Sie sind die Finalistinnen der 17. Staffel von "Germany's Next Topmodel": Anita, Lou-Anne, Luca, Martina und Noëlla.
Sie sind die Finalistinnen der 17. Staffel von "Germany's Next Topmodel": Anita, Lou-Anne, Luca, Martina und Noëlla. Bild: dpa / Richard Hübner
Analyse

Mehr Diversität bei "GNTM": Das neue Konzept der Show ging nicht auf – das war aber nicht das einzige Problem der diesjährigen Staffel

26.05.2022, 13:30

Am Donnerstag findet das große Finale von "Germany's next Topmodel" statt. Die 17. Staffel der Model-Castingshow von und mit Heidi Klum stand ganz im Zeichen von Diversity. Das bedeutete: Die Teilnehmerinnen waren zwischen 18 und 68 Jahre alt, es gab kleine Models, die 1,54 Meter groß waren, das größte Model der Staffel war 1,95 Meter groß und die Kleidergröße der Model-Anwärterinnen reichte von 30 bis 54. Die Message: Jeder ist willkommen!

Vor dem Start der Staffel gab Heidi Klum in einem Interview mit ProSieben preis, dass es aufgrund der Neuausrichtung des Formats schwierig gewesen sein, Designer für die Show zu gewinnen. "Warum ziehen die großen Mode-Label da nicht einfach mit?", fragte Klum in diesem Zusammenhang. Und es gab noch eine weitere große Änderung: In der aktuellen Ausgabe von "GNTM" verzichtete Heidi zum ersten Mal darauf, die Kandidatinnen "Mädchen" zu nennen.

Es schien, als wolle Heidi Klum die Kritiker zum Schweigen bringen, die sich seit Jahren darüber beschweren, dass "Germany's next Topmodel" einen schlechten Einfluss auf junge Mädchen habe. Doch nun, knapp vier Monate nach dem Start der Staffel, ist von der positiven Stimmung, die Heidi mit ihrer Message verbreiten wollte, nicht viel übrig. watson blickt anlässlich des Finales auf die aktuelle Staffel zurück und fasst zusammen, was dieses Mal besonders schiefgelaufen ist.

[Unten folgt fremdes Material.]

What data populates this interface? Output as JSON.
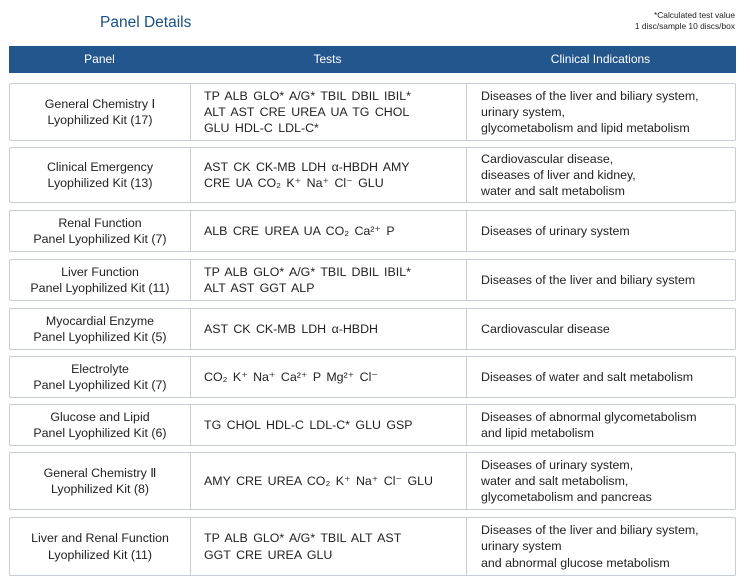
{
  "title": "Panel Details",
  "note": [
    "*Calculated test value",
    "1 disc/sample  10 discs/box"
  ],
  "columns": [
    "Panel",
    "Tests",
    "Clinical Indications"
  ],
  "rows": [
    {
      "panel": [
        "General Chemistry Ⅰ",
        "Lyophilized Kit (17)"
      ],
      "tests": [
        "TP ALB GLO* A/G* TBIL DBIL IBIL*",
        "ALT AST CRE UREA UA TG CHOL",
        "GLU HDL-C LDL-C*"
      ],
      "indications": [
        "Diseases of the liver and biliary system,",
        "urinary system,",
        "glycometabolism and lipid metabolism"
      ]
    },
    {
      "panel": [
        "Clinical Emergency",
        "Lyophilized Kit (13)"
      ],
      "tests": [
        "AST CK CK-MB LDH α-HBDH AMY",
        "CRE UA CO₂ K⁺ Na⁺ Cl⁻ GLU"
      ],
      "indications": [
        "Cardiovascular disease,",
        "diseases of liver and kidney,",
        "water and salt metabolism"
      ]
    },
    {
      "panel": [
        "Renal Function",
        "Panel Lyophilized Kit (7)"
      ],
      "tests": [
        "ALB CRE UREA UA CO₂ Ca²⁺ P"
      ],
      "indications": [
        "Diseases of urinary system"
      ]
    },
    {
      "panel": [
        "Liver Function",
        "Panel Lyophilized Kit (11)"
      ],
      "tests": [
        "TP ALB GLO* A/G* TBIL DBIL IBIL*",
        "ALT AST GGT ALP"
      ],
      "indications": [
        "Diseases of the liver and biliary system"
      ]
    },
    {
      "panel": [
        "Myocardial Enzyme",
        "Panel Lyophilized Kit (5)"
      ],
      "tests": [
        "AST CK CK-MB LDH α-HBDH"
      ],
      "indications": [
        "Cardiovascular disease"
      ]
    },
    {
      "panel": [
        "Electrolyte",
        "Panel Lyophilized Kit (7)"
      ],
      "tests": [
        "CO₂ K⁺ Na⁺ Ca²⁺ P Mg²⁺ Cl⁻"
      ],
      "indications": [
        "Diseases of water and salt metabolism"
      ]
    },
    {
      "panel": [
        "Glucose and Lipid",
        "Panel Lyophilized Kit (6)"
      ],
      "tests": [
        "TG CHOL HDL-C LDL-C* GLU GSP"
      ],
      "indications": [
        "Diseases of abnormal glycometabolism",
        "and lipid metabolism"
      ]
    },
    {
      "panel": [
        "General Chemistry Ⅱ",
        "Lyophilized Kit (8)"
      ],
      "tests": [
        "AMY CRE UREA CO₂ K⁺ Na⁺ Cl⁻ GLU"
      ],
      "indications": [
        "Diseases of urinary system,",
        "water and salt metabolism,",
        "glycometabolism and pancreas"
      ]
    },
    {
      "panel": [
        "Liver and Renal Function",
        "Lyophilized Kit (11)"
      ],
      "tests": [
        "TP ALB GLO* A/G* TBIL ALT AST",
        "GGT CRE UREA GLU"
      ],
      "indications": [
        "Diseases of the liver and biliary system,",
        "urinary system",
        "and abnormal glucose metabolism"
      ]
    }
  ]
}
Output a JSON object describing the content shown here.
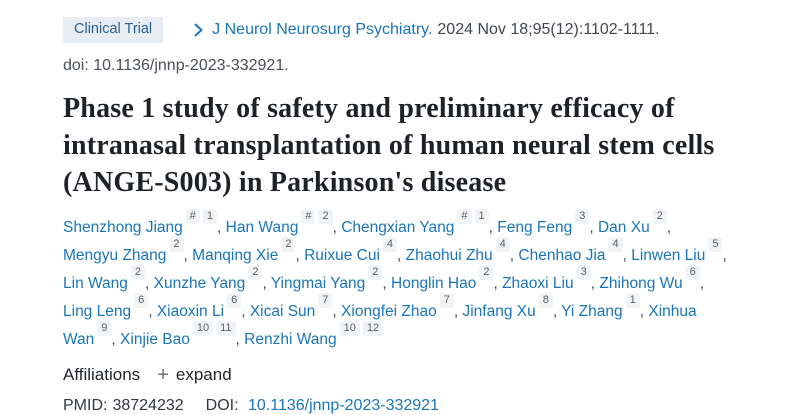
{
  "badge": {
    "label": "Clinical Trial"
  },
  "citation": {
    "journal": "J Neurol Neurosurg Psychiatry.",
    "details": "2024 Nov 18;95(12):1102-1111.",
    "doi_line": "doi: 10.1136/jnnp-2023-332921."
  },
  "title": "Phase 1 study of safety and preliminary efficacy of intranasal transplantation of human neural stem cells (ANGE-S003) in Parkinson's disease",
  "authors": [
    {
      "name": "Shenzhong Jiang",
      "sups": [
        "#",
        "1"
      ]
    },
    {
      "name": "Han Wang",
      "sups": [
        "#",
        "2"
      ]
    },
    {
      "name": "Chengxian Yang",
      "sups": [
        "#",
        "1"
      ]
    },
    {
      "name": "Feng Feng",
      "sups": [
        "3"
      ]
    },
    {
      "name": "Dan Xu",
      "sups": [
        "2"
      ]
    },
    {
      "name": "Mengyu Zhang",
      "sups": [
        "2"
      ]
    },
    {
      "name": "Manqing Xie",
      "sups": [
        "2"
      ]
    },
    {
      "name": "Ruixue Cui",
      "sups": [
        "4"
      ]
    },
    {
      "name": "Zhaohui Zhu",
      "sups": [
        "4"
      ]
    },
    {
      "name": "Chenhao Jia",
      "sups": [
        "4"
      ]
    },
    {
      "name": "Linwen Liu",
      "sups": [
        "5"
      ]
    },
    {
      "name": "Lin Wang",
      "sups": [
        "2"
      ]
    },
    {
      "name": "Xunzhe Yang",
      "sups": [
        "2"
      ]
    },
    {
      "name": "Yingmai Yang",
      "sups": [
        "2"
      ]
    },
    {
      "name": "Honglin Hao",
      "sups": [
        "2"
      ]
    },
    {
      "name": "Zhaoxi Liu",
      "sups": [
        "3"
      ]
    },
    {
      "name": "Zhihong Wu",
      "sups": [
        "6"
      ]
    },
    {
      "name": "Ling Leng",
      "sups": [
        "6"
      ]
    },
    {
      "name": "Xiaoxin Li",
      "sups": [
        "6"
      ]
    },
    {
      "name": "Xicai Sun",
      "sups": [
        "7"
      ]
    },
    {
      "name": "Xiongfei Zhao",
      "sups": [
        "7"
      ]
    },
    {
      "name": "Jinfang Xu",
      "sups": [
        "8"
      ]
    },
    {
      "name": "Yi Zhang",
      "sups": [
        "1"
      ]
    },
    {
      "name": "Xinhua Wan",
      "sups": [
        "9"
      ]
    },
    {
      "name": "Xinjie Bao",
      "sups": [
        "10",
        "11"
      ]
    },
    {
      "name": "Renzhi Wang",
      "sups": [
        "10",
        "12"
      ]
    }
  ],
  "affiliations": {
    "label": "Affiliations",
    "plus_icon": "+",
    "expand_label": "expand"
  },
  "ids": {
    "pmid_label": "PMID:",
    "pmid": "38724232",
    "doi_label": "DOI:",
    "doi_link": "10.1136/jnnp-2023-332921"
  },
  "colors": {
    "link_blue": "#1a75bc",
    "badge_background": "#e8ecf3",
    "badge_text": "#2a6191",
    "title_text": "#1e2227",
    "body_text": "#4a4f55",
    "superscript_background": "#f1f3f5"
  }
}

Diversity-Konzept zum eigenen Vorteil von Heidi Klum

Dass Heidi Klum bei den Kandidatinnen von "Germany's next Topmodel" auf mehr Vielfalt setzen und ein breiteres Spektrum an Schönheit präsentieren möchte, ist zunächst einmal natürlich löblich. Doch einige Zuschauer und Zuschauerinnen glauben, dass die 48-Jährige, diesen Plan nicht nur aus Gutherzigkeit umgesetzt hat.

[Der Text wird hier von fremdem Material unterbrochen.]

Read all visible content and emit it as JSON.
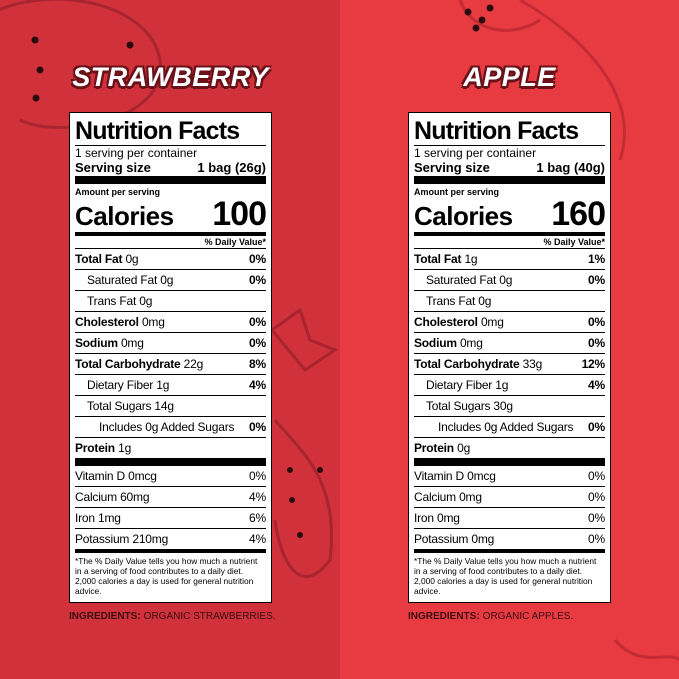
{
  "panels": [
    {
      "title": "STRAWBERRY",
      "label": {
        "heading": "Nutrition Facts",
        "servings": "1 serving per container",
        "serving_size_label": "Serving size",
        "serving_size": "1 bag (26g)",
        "amount_per_serving": "Amount per serving",
        "calories_label": "Calories",
        "calories": "100",
        "dv_header": "% Daily Value*",
        "rows": [
          {
            "name": "Total Fat",
            "amount": "0g",
            "dv": "0%",
            "level": 0
          },
          {
            "name": "Saturated Fat 0g",
            "dv": "0%",
            "level": 1
          },
          {
            "name": "Trans Fat 0g",
            "level": 1
          },
          {
            "name": "Cholesterol",
            "amount": "0mg",
            "dv": "0%",
            "level": 0
          },
          {
            "name": "Sodium",
            "amount": "0mg",
            "dv": "0%",
            "level": 0
          },
          {
            "name": "Total Carbohydrate",
            "amount": "22g",
            "dv": "8%",
            "level": 0
          },
          {
            "name": "Dietary Fiber 1g",
            "dv": "4%",
            "level": 1
          },
          {
            "name": "Total Sugars 14g",
            "level": 1
          },
          {
            "name": "Includes 0g Added Sugars",
            "dv": "0%",
            "level": 2
          },
          {
            "name": "Protein",
            "amount": "1g",
            "level": 0
          }
        ],
        "vitamins": [
          {
            "name": "Vitamin D 0mcg",
            "dv": "0%"
          },
          {
            "name": "Calcium 60mg",
            "dv": "4%"
          },
          {
            "name": "Iron 1mg",
            "dv": "6%"
          },
          {
            "name": "Potassium 210mg",
            "dv": "4%"
          }
        ],
        "footnote": "*The % Daily Value tells you how much a nutrient in a serving of food contributes to a daily diet. 2,000 calories a day is used for general nutrition advice."
      },
      "ingredients_label": "INGREDIENTS:",
      "ingredients": "ORGANIC STRAWBERRIES."
    },
    {
      "title": "APPLE",
      "label": {
        "heading": "Nutrition Facts",
        "servings": "1 serving per container",
        "serving_size_label": "Serving size",
        "serving_size": "1 bag (40g)",
        "amount_per_serving": "Amount per serving",
        "calories_label": "Calories",
        "calories": "160",
        "dv_header": "% Daily Value*",
        "rows": [
          {
            "name": "Total Fat",
            "amount": "1g",
            "dv": "1%",
            "level": 0
          },
          {
            "name": "Saturated Fat 0g",
            "dv": "0%",
            "level": 1
          },
          {
            "name": "Trans Fat 0g",
            "level": 1
          },
          {
            "name": "Cholesterol",
            "amount": "0mg",
            "dv": "0%",
            "level": 0
          },
          {
            "name": "Sodium",
            "amount": "0mg",
            "dv": "0%",
            "level": 0
          },
          {
            "name": "Total Carbohydrate",
            "amount": "33g",
            "dv": "12%",
            "level": 0
          },
          {
            "name": "Dietary Fiber 1g",
            "dv": "4%",
            "level": 1
          },
          {
            "name": "Total Sugars 30g",
            "level": 1
          },
          {
            "name": "Includes 0g Added Sugars",
            "dv": "0%",
            "level": 2
          },
          {
            "name": "Protein",
            "amount": "0g",
            "level": 0
          }
        ],
        "vitamins": [
          {
            "name": "Vitamin D 0mcg",
            "dv": "0%"
          },
          {
            "name": "Calcium 0mg",
            "dv": "0%"
          },
          {
            "name": "Iron 0mg",
            "dv": "0%"
          },
          {
            "name": "Potassium 0mg",
            "dv": "0%"
          }
        ],
        "footnote": "*The % Daily Value tells you how much a nutrient in a serving of food contributes to a daily diet. 2,000 calories a day is used for general nutrition advice."
      },
      "ingredients_label": "INGREDIENTS:",
      "ingredients": "ORGANIC APPLES."
    }
  ]
}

"Jetzt wo Heidis Tochter selbst nicht perfekt ist, ist plötzlich alles erlaubt."

Für viele ist nämlich auffällig, dass Heidi ausgerechnet dann Vielfalt für sich entdeckt, als ihre Tochter Leni zum ersten Mal in der Show auftritt. Die Teenagerin hat selbst Ambitionen, Model zu werden, doch sie ist nur 1,63 Meter groß und damit eigentlich zu klein fürs Modeln.

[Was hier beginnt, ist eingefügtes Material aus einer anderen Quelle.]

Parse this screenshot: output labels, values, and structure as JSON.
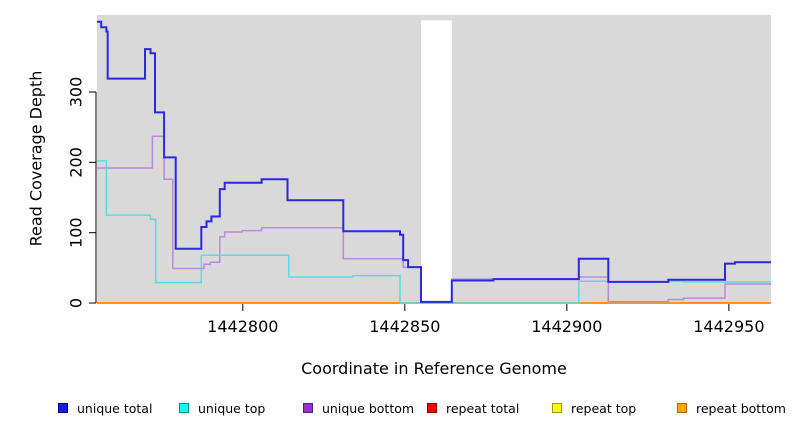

"Jetzt wo Heidis Tochter selbst nicht perfekt ist, ist plötzlich alles erlaubt", schreibt ein User unter die "GNTM"-Kritikvideos bei Tiktok. Tatsächlich zog mit Romina Palm 2021 zum ersten Mal eine Kandidatin ins Finale ein, die nur 1,68 groß ist. Zufall? Mitnichten, meinen viele Kritiker. Heidi muss sich den Vorwurf gefallen lassen, sie wolle vor allem ihrer Tochter eine Karriere in der Branche ermöglichen.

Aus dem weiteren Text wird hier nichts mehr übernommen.